The Health Secretary told Parliament there has been a significant increase in visits to A&E since the turn of the millennium but around a third of these trips were avoidable.

Mr Hunt’s call for people to stay away from accident and emergency departments comes despite his comments in 2014 that he had taken his own children to A&E rather than waiting to see a GP.

Professor Helen Stokes-Lampard, chair of the Royal College of GPs, said public health messages on the range of services available to patients were needed “so that only the most serious turn to A&E departments”.

Patients should consider “whether they can care for themselves, or seek advice from a pharmacist instead, so that we can direct our care to those patients who need it most,” she told The Independent.

Jeremy Hunt says only 'one or two hospitals' are in trouble despite claims of a humanitarian crisis

What counts as an emergency?

A&E departments are for patients with serious and life-threatening conditions.

If someone is obviously in danger – for example, they are experiencing chest pain, blacking out, bleeding, choking or the early symptoms of a stroke – they should be taken to hospital as quickly as possible.

Serious allergic reactions, severe burns, difficulty breathing or severe abdominal pain down one side are also all reasons to seek treatment at A&E and call an ambulance if necessary.

However, if it is not an emergency, consider one of the other options available to patients.

Should I call 999?

Patients unsure whether they should go to A&E should avoid calling the emergency services, but call the NHS non-emergency number, 111, instead.

The helpline was launched in 2013 and took over as the national telephone health advice line from NHS Direct, which ran between 1998 to 2014.

A trained operator supported by nurses and paramedics asks questions about symptoms and can either call an ambulance or direct patients to their nearest out-of-hours doctor, urgent care centre or late-opening chemist if needed.

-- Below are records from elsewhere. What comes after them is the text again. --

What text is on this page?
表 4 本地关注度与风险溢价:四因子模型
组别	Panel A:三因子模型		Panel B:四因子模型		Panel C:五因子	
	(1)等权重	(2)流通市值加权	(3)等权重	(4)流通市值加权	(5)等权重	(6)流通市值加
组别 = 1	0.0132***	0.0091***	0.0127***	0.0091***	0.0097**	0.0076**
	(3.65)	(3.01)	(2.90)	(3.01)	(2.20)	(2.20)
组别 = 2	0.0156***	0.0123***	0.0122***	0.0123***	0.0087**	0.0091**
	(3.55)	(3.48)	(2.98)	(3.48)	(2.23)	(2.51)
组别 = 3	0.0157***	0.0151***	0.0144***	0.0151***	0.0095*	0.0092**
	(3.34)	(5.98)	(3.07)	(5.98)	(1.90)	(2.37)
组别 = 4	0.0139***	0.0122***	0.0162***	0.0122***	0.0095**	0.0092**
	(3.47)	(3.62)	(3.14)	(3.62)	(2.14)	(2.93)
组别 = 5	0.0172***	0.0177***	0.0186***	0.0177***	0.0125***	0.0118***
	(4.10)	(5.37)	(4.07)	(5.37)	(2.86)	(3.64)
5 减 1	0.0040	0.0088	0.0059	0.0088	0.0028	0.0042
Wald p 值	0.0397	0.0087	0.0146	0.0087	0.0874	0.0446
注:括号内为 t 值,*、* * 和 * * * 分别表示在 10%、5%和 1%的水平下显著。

Calling 111 is free from both landlines and mobile phone and it is available 24 hours a day, all year round.

However, research has suggested that a large number of people who were told to go to hospital by the service still did not need emergency treatment.

A pharmacist could help more than you think

Diarrhoea, headache, a painful cough or a runny nose do not usually warrant a visit to A&E, and can be treated at home with over-the-counter medicines.

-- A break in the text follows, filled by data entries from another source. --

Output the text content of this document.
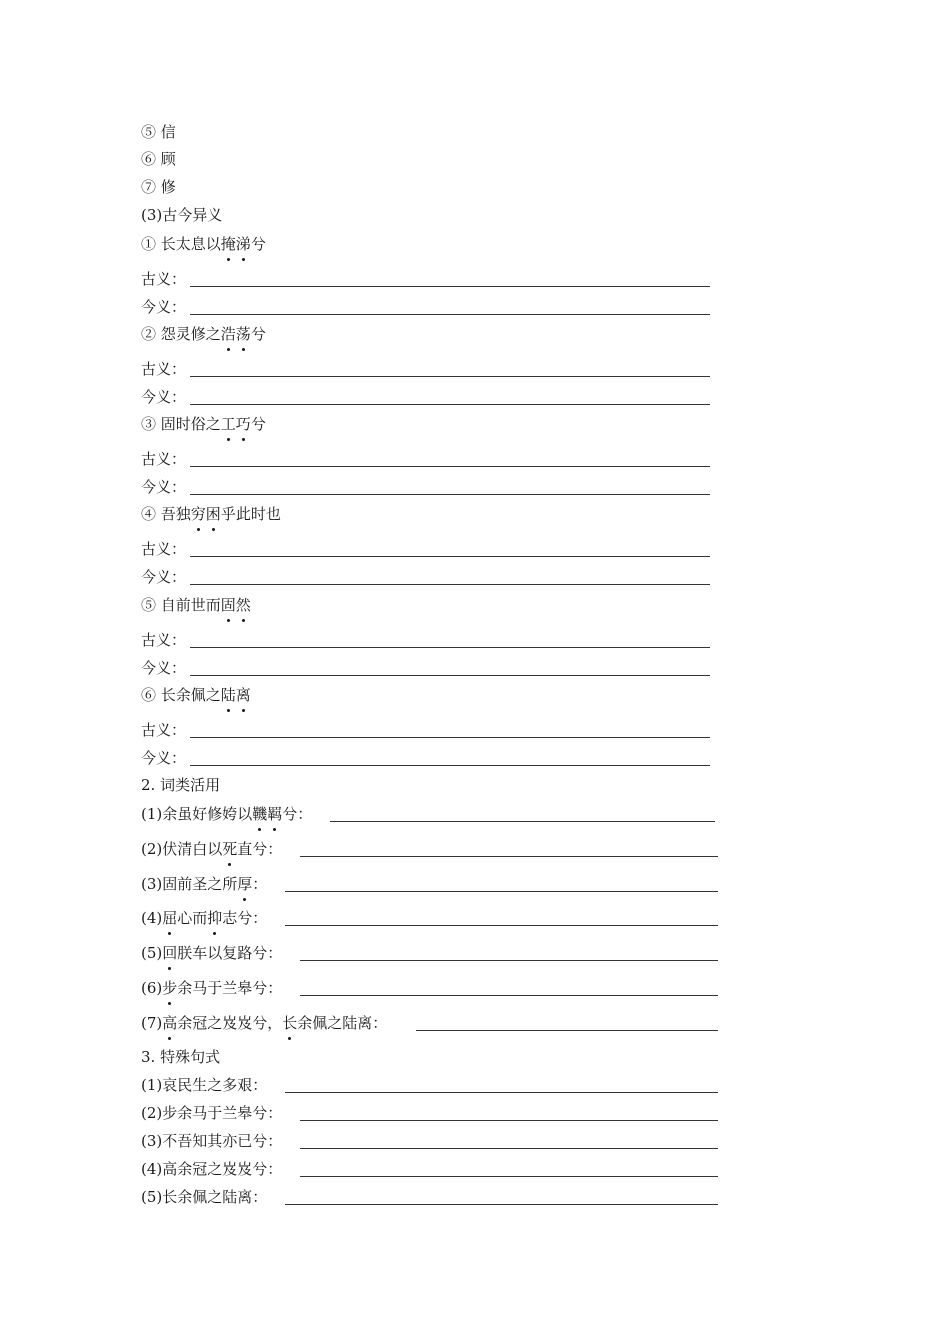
⑤ 信
⑥ 顾
⑦ 修
(3)古今异义
① 长太息以掩涕兮
古义：
今义：
② 怨灵修之浩荡兮
古义：
今义：
③ 固时俗之工巧兮
古义：
今义：
④ 吾独穷困乎此时也
古义：
今义：
⑤ 自前世而固然
古义：
今义：
⑥ 长余佩之陆离
古义：
今义：
2. 词类活用
(1)余虽好修姱以鞿羁兮：
(2)伏清白以死直兮：
(3)固前圣之所厚：
(4)屈心而抑志兮：
(5)回朕车以复路兮：
(6)步余马于兰皋兮：
(7)高余冠之岌岌兮，长余佩之陆离：
3. 特殊句式
(1)哀民生之多艰：
(2)步余马于兰皋兮：
(3)不吾知其亦已兮：
(4)高余冠之岌岌兮：
(5)长余佩之陆离：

Pharmacists can advise on a range of conditions and are able to discuss health conditions confidentially without anything being noted in medical records, advises the NHS website.

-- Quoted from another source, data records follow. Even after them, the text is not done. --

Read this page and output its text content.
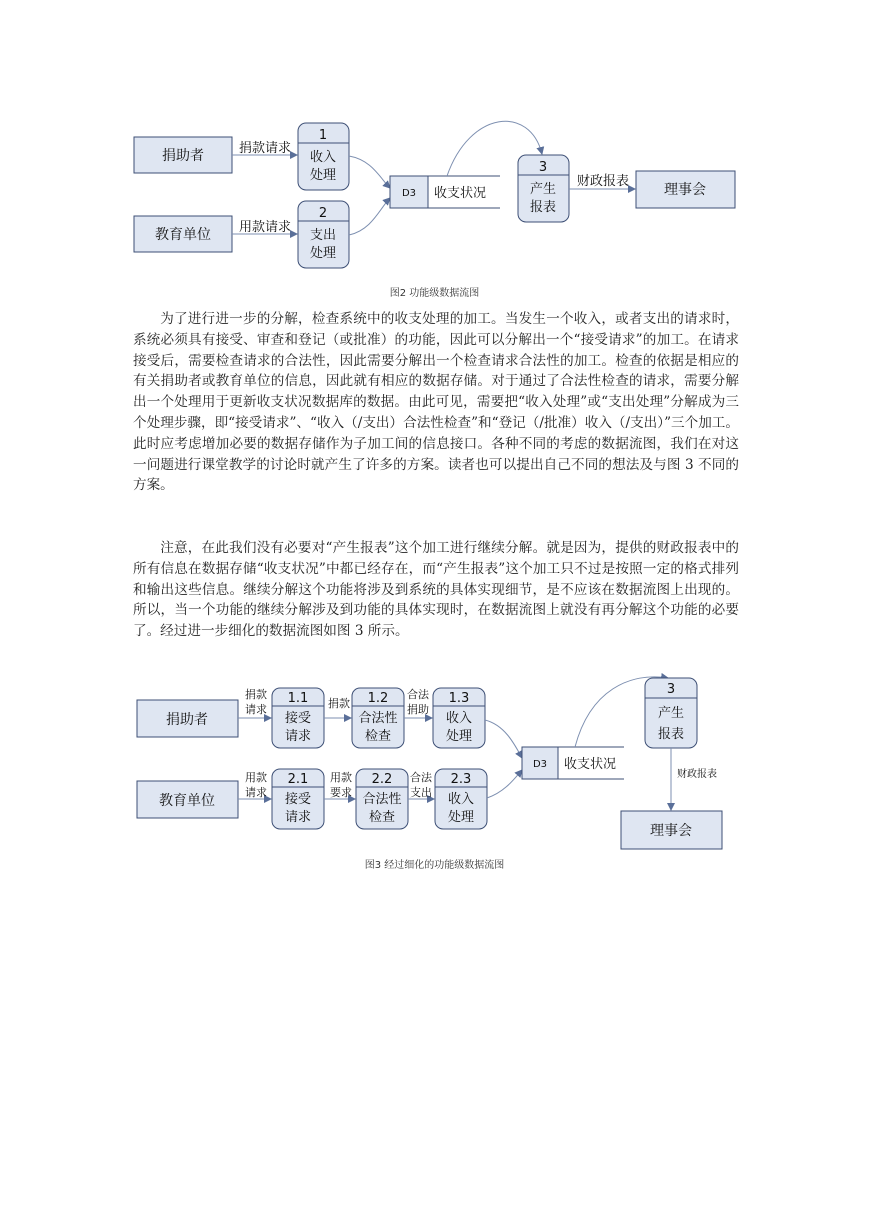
捐助者
教育单位
捐款请求
用款请求
1
收入
处理
2
支出
处理
D3 收支状况
3
产生
报表
财政报表
理事会
图2 功能级数据流图

为了进行进一步的分解，检查系统中的收支处理的加工。当发生一个收入，或者支出的请求时，系统必须具有接受、审查和登记（或批准）的功能，因此可以分解出一个“接受请求”的加工。在请求接受后，需要检查请求的合法性，因此需要分解出一个检查请求合法性的加工。检查的依据是相应的有关捐助者或教育单位的信息，因此就有相应的数据存储。对于通过了合法性检查的请求，需要分解出一个处理用于更新收支状况数据库的数据。由此可见，需要把“收入处理”或“支出处理”分解成为三个处理步骤，即“接受请求”、“收入（/支出）合法性检查”和“登记（/批准）收入（/支出）”三个加工。此时应考虑增加必要的数据存储作为子加工间的信息接口。各种不同的考虑的数据流图，我们在对这一问题进行课堂教学的讨论时就产生了许多的方案。读者也可以提出自己不同的想法及与图 3 不同的方案。

注意，在此我们没有必要对“产生报表”这个加工进行继续分解。就是因为，提供的财政报表中的所有信息在数据存储“收支状况”中都已经存在，而“产生报表”这个加工只不过是按照一定的格式排列和输出这些信息。继续分解这个功能将涉及到系统的具体实现细节，是不应该在数据流图上出现的。所以，当一个功能的继续分解涉及到功能的具体实现时，在数据流图上就没有再分解这个功能的必要了。经过进一步细化的数据流图如图 3 所示。

捐助者
捐款
请求
1.1
接受
请求
捐款 1.2
合法性
检查
合法
捐助
1.3
收入
处理
教育单位
用款
请求
2.1
接受
请求
用款
要求
2.2
合法性
检查
合法
支出
2.3
收入
处理
D3 收支状况
3
产生
报表
财政报表
理事会
图3 经过细化的功能级数据流图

Make an appointment with your GP

If you have a persistent, but non-emergency health problem, such as ear pain, stomach ache, frequent vomiting or back ache, don’t go to hospital but make an appointment with your GP.

Mr Hunt has announced proposals for GP surgeries to be open from 8am to 8pm seven days a week, despite criticism from doctors who say the service is already overstretched.

If your local GP practice is closed, search for your nearest walk-in or urgent care centre on the NHS website.